Georgia’s first Black senator returns to Birmingham
BIRMINGHAM, Ala. (WBRC) - The Miles College choir made it feel like College Sunday at Sixth Avenue Baptist Church, but for Senator Raphael Warnock, it was also kind of a homecoming.
While he was still in college, he served as an intern at Sixth Avenue and was ordained alongside current pastor John Cantelow by then pastor and civil rights leader John T. Porter.
Between his sermon and signing copies of his memoir and his recently published children’s book, the latter of which he says offers a way through the current debate over what history is taught in schools.

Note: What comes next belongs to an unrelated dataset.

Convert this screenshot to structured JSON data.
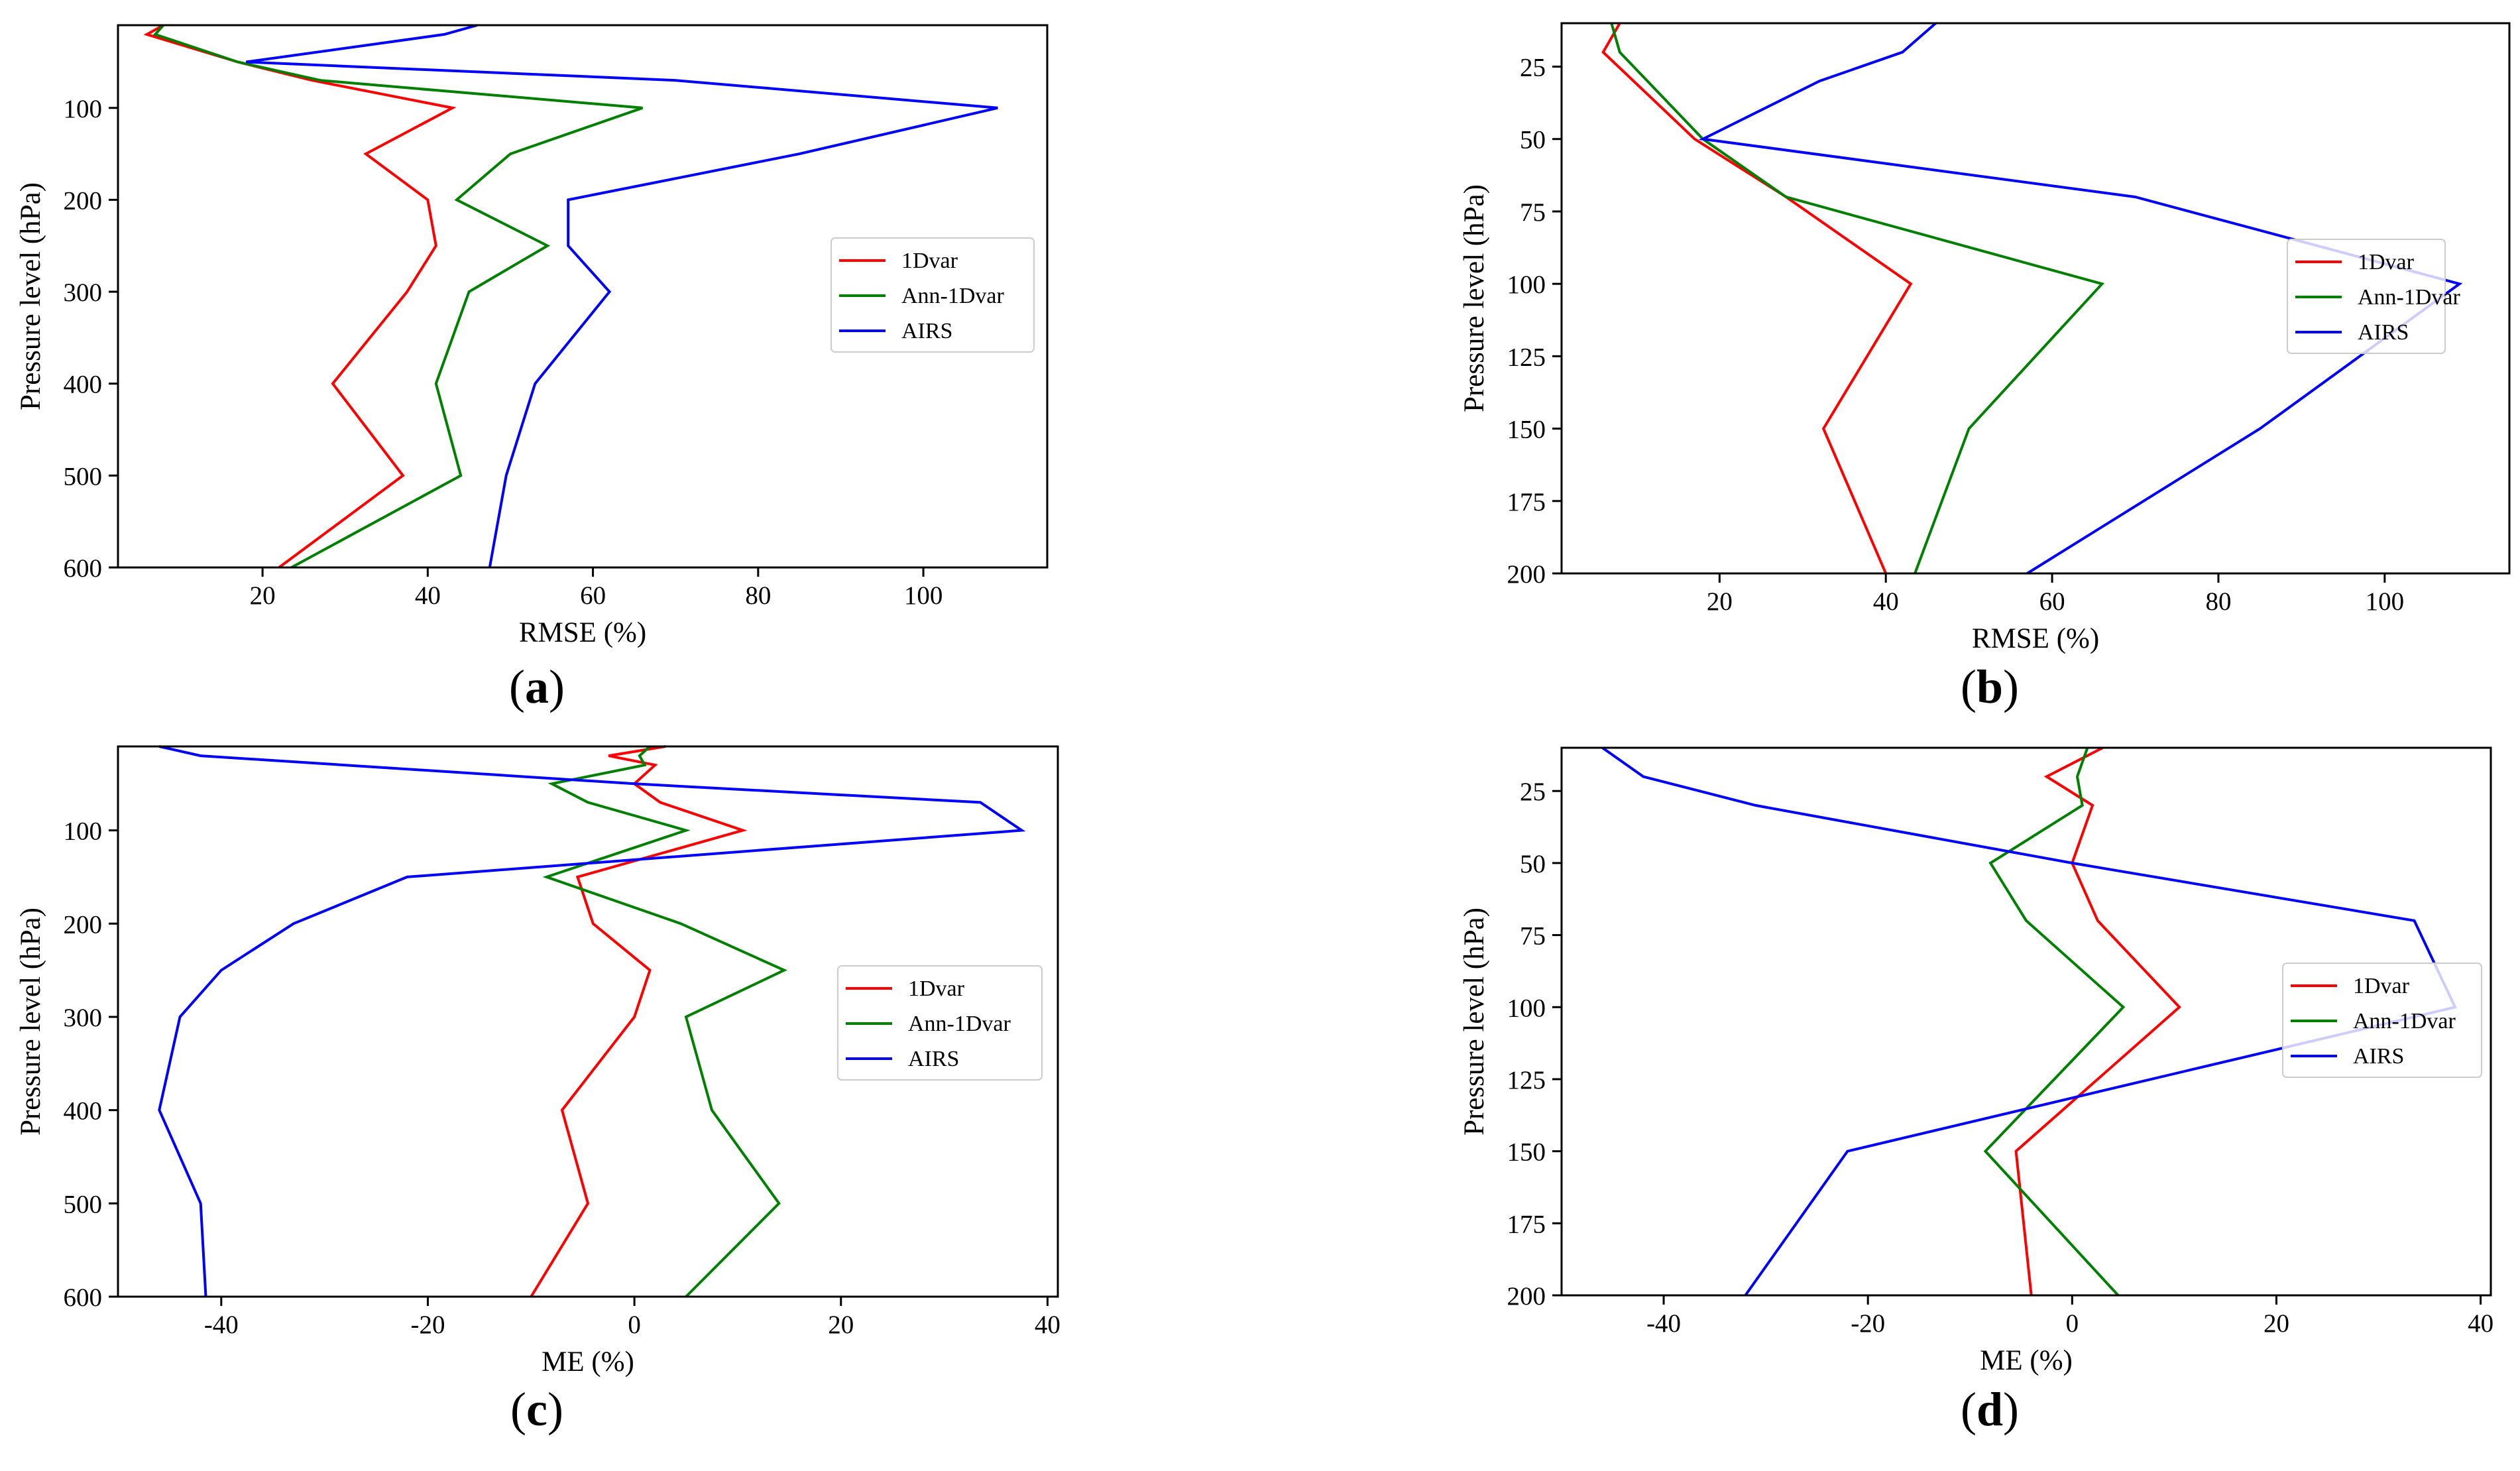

“My dad,” said Sen. Warnock, “was a World War II era veteran who once had to give up his seat on a bus while wearing his uniform to a white teenager. My dad had to give up his seat. But guess what? Today, I sit in a United States Senate seat, a kid who grew up in public housing. Both of those parts of the American story are true, and we have to give voice to that, be honest about it, and that’s how we move everybody forward.”
Warnock also talked about his political priorities and explained one of the things from his time in Birmingham that still drives him.
“We need to be making more things here in America and I won’t rest until every eligible American has access to the right to vote. And what inspires all of this is people like John Porter who was my pastor and mentor here. I served under him, he served under Dr. King, and now it’s time to pass it on,” said Warnock.